Feez has begun a series of posts on people significant in the making of Turn A Gundam. The first gathers bits of information about the director, Yoshiyuki Tomino, and also about how he brought others onto the project. The second discusses the character designer, Akira Yasuda, possibly better known as ‘akiman’. I hope people are enjoying these posts! I’m having a lot of fun piecing them together. Next one will feature Syd Mead, the mecha designer. It’s striking how long a lead-in was involved in getting akiman involved! And the reference he used for clothing design is a surprise…
Motoko Tamamuro’s series of posts reviewing and summarising untranslated Japanese books about anime continues with a fascinating account of The Colour Artisan of Animation. This is a biography by Yasuko Shibaguchi of Michiyo Yasuda. Yasuda worked for decades in the anime industry as a cel painter and then a colour designer, and collaborated closely with Isao Takahata and Hayao Miyazaki. Lots of fascinating details here, including an account of the transition to digital colouring.
At Juve-Niall Delinquency, Niall’s essayistic progress through the various City Hunter films covers Bay City Wars and Million Dollar Conspiracy.
Orphan have provided Majo demo Steady (1986) with possibly its first English translation, and as is often the case Collectr’s post on the one-shot OVA is long enough to be a useful primer to the nature of the title in and of itself.
At Zimmerit Sean has a post surveying some of the early doujin by Kenichi Sonoda, who would go on to be a key artist and designer in the later eighties. It’s interesting how many artists have humble beginnings in doujin circles.
The Great OAV Watch, now healthily in its second hundred posts, reaches Nightsong of Splendour (1989) and California Crisis: Gun Salvo (1986).

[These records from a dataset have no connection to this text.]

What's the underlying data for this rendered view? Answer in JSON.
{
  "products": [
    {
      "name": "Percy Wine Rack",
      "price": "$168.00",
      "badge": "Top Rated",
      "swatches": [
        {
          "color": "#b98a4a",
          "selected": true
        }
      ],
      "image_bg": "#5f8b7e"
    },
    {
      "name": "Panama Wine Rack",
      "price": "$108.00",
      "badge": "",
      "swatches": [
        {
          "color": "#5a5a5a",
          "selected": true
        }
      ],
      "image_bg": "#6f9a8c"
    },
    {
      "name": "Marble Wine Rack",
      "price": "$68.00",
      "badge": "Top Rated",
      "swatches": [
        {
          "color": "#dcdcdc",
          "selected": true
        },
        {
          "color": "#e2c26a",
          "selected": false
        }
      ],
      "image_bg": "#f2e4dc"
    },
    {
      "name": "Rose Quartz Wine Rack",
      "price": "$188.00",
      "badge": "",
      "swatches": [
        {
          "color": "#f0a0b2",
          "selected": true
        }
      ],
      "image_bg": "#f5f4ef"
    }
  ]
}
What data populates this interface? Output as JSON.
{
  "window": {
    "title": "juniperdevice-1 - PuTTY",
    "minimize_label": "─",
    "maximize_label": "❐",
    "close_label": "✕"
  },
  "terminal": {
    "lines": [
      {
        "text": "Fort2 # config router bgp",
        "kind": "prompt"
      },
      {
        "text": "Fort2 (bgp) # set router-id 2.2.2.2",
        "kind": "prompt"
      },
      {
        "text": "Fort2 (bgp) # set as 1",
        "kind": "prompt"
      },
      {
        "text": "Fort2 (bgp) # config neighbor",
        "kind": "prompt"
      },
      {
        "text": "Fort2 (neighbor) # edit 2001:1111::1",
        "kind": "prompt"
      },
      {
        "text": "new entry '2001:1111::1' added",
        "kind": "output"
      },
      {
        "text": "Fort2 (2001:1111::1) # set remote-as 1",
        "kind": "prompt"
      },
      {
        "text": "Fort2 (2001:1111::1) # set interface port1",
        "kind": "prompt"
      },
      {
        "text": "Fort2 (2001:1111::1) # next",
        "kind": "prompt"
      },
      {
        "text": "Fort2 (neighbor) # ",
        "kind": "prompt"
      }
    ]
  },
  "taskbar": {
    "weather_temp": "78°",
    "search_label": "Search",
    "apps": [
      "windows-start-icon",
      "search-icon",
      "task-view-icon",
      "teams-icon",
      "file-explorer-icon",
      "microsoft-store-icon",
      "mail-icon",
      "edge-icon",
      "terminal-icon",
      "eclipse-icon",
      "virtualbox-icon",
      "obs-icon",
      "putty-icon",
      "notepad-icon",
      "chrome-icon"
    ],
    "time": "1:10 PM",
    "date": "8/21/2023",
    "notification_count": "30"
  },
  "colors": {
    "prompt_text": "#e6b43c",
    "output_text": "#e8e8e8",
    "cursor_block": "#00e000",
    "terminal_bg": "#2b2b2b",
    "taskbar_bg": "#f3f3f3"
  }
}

I’m watching Nightsong of Splendour myself at the moment. It’s more diverting than mindblowing, but Dezaki’s always a good time for me.

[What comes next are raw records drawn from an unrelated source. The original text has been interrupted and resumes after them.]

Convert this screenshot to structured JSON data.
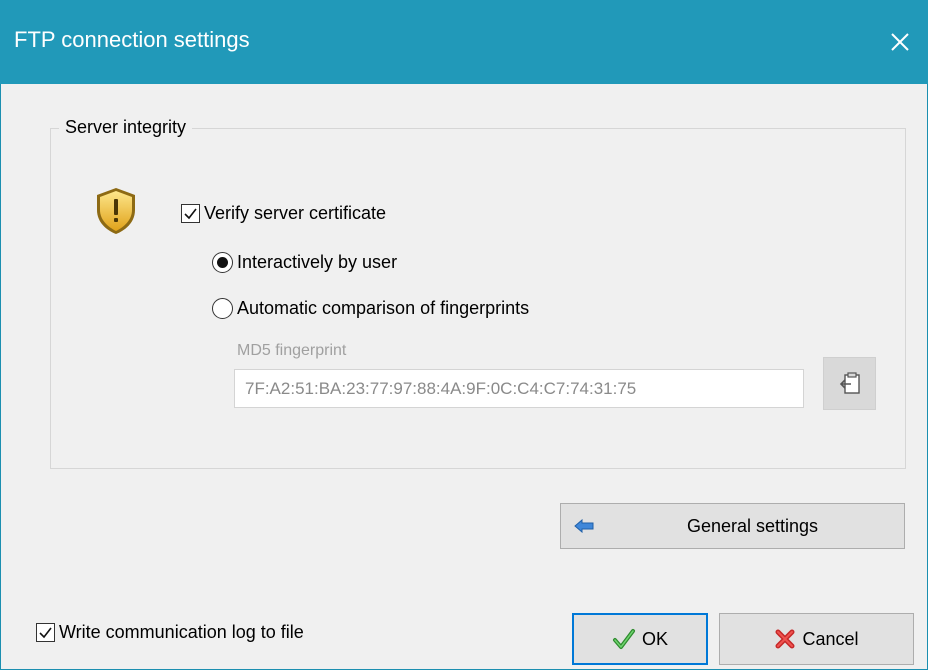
{
  "window": {
    "title": "FTP connection settings"
  },
  "server_integrity": {
    "group_title": "Server integrity",
    "verify_certificate": {
      "label": "Verify server certificate",
      "checked": true
    },
    "mode_options": [
      {
        "label": "Interactively by user",
        "selected": true
      },
      {
        "label": "Automatic comparison of fingerprints",
        "selected": false
      }
    ],
    "md5": {
      "label": "MD5 fingerprint",
      "value": "7F:A2:51:BA:23:77:97:88:4A:9F:0C:C4:C7:74:31:75"
    }
  },
  "buttons": {
    "general_settings": "General settings",
    "ok": "OK",
    "cancel": "Cancel"
  },
  "log_option": {
    "label": "Write communication log to file",
    "checked": true
  },
  "colors": {
    "titlebar": "#2199b9",
    "ok_border": "#0078d7"
  },
  "icons": {
    "close": "close-icon",
    "shield": "shield-warning-icon",
    "paste": "paste-icon",
    "back_arrow": "arrow-left-icon",
    "ok": "checkmark-icon",
    "cancel": "red-x-icon"
  }
}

Dynamite in the Brain touch on various older anime in their Top 100 Anime of All Time (update) podcast.
The Anime of Yesteryear Podcast dedicates an episode to discussing Sol Bianca (1991).

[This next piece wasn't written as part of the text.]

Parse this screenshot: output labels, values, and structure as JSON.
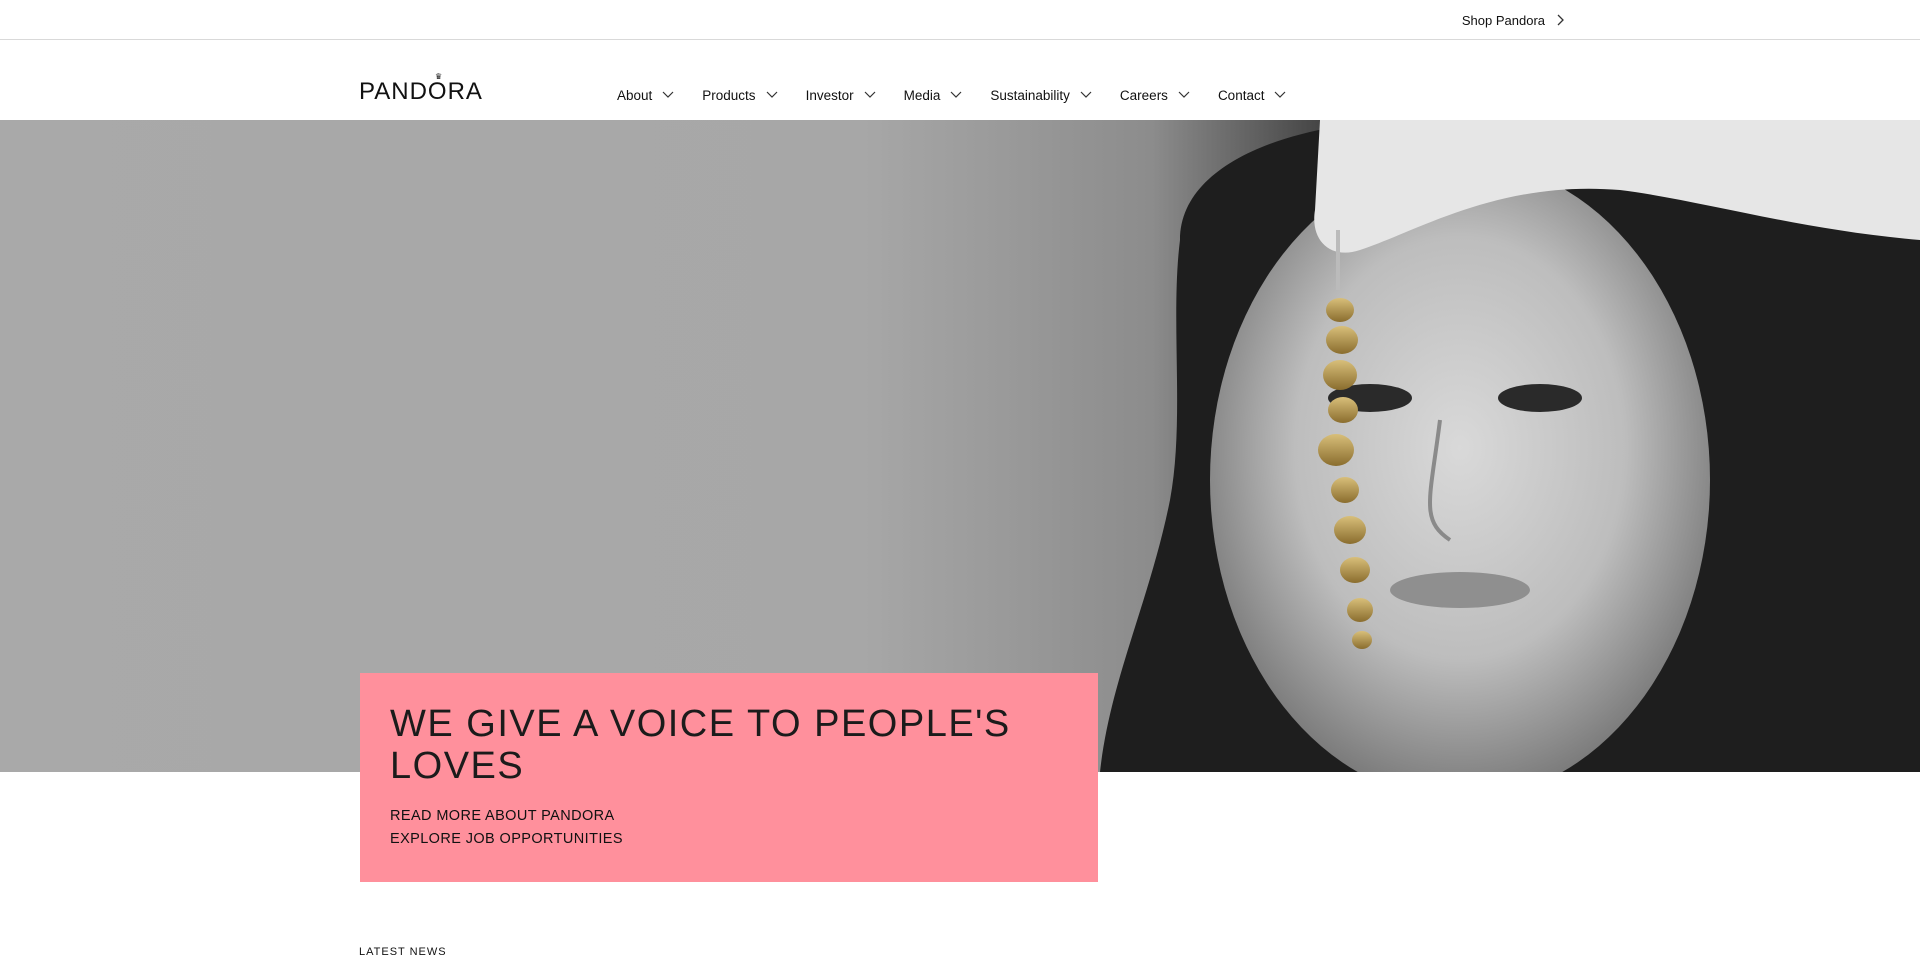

- Dream Fighter Wingman 8 (Johnny English)
- Ninku 45 (Saizen)
- Baby and Me 18 (Saizen)
- Bad Boys (OVA) 1 (Saizen)
- Laughing Salesman 64–8 (Saizen)
- Yume no Crayon Oukoku 40 (Square; no release post but check usual trackers)
- Attack No. 1 83–4 (Old Castle)
- Ichigatsu ni wa Christmas (Old Castle)
- God Mazinger 2 (/m/subs)
- Getter Robo 34 (/m/subs; see also 1–34 /m/subs-Caffin batch)
- Dash! Yonkuro: complete (Square)
- Bonobono (1995) 30 (GANGO)
- Majo demo Steady (Orphan)
- Kindaichi Case Files 135 (Kindaichi Lovers)
- Toki no Daichi: Hana no Oukoku no Majo (Cold Caption; possibly no release post; secondary translation from Chinese)
What we’ve been up to
Feez — I’ve begun a Turn A Gundam rewatch to refresh myself and prepare for the 20th anniversary in a few months. I’m not keeping a continuous Twitter thread going, but check my feed for commentary and pictures. In other news, I’m debating getting into Kingdom Hearts, but it’s certainly a daunting venture!
Thaliarchus — Yes, good luck with Kingdom Hearts if you go for it. While I’ve nothing but respect for its inhabitants, that’s one pop culture rabbit hole that looks too big and complex for me!
I’ve been watching more of the 2016 Showa Genroku Rakugo Shinjuu adaptation, which I’m very much enjoying. Apart from anything else, it’s fun to see the buildings and technology gradually change around the characters as time advances. Meanwhile my attempt to rewatch Zeta Gundam with a friend who’s not seen it before has reached the third episode. That show packs a lot of organisational complexity into those first three rather bleak outings, so I’ve been dredging up memories from when I saw it in 2008 to try to keep up.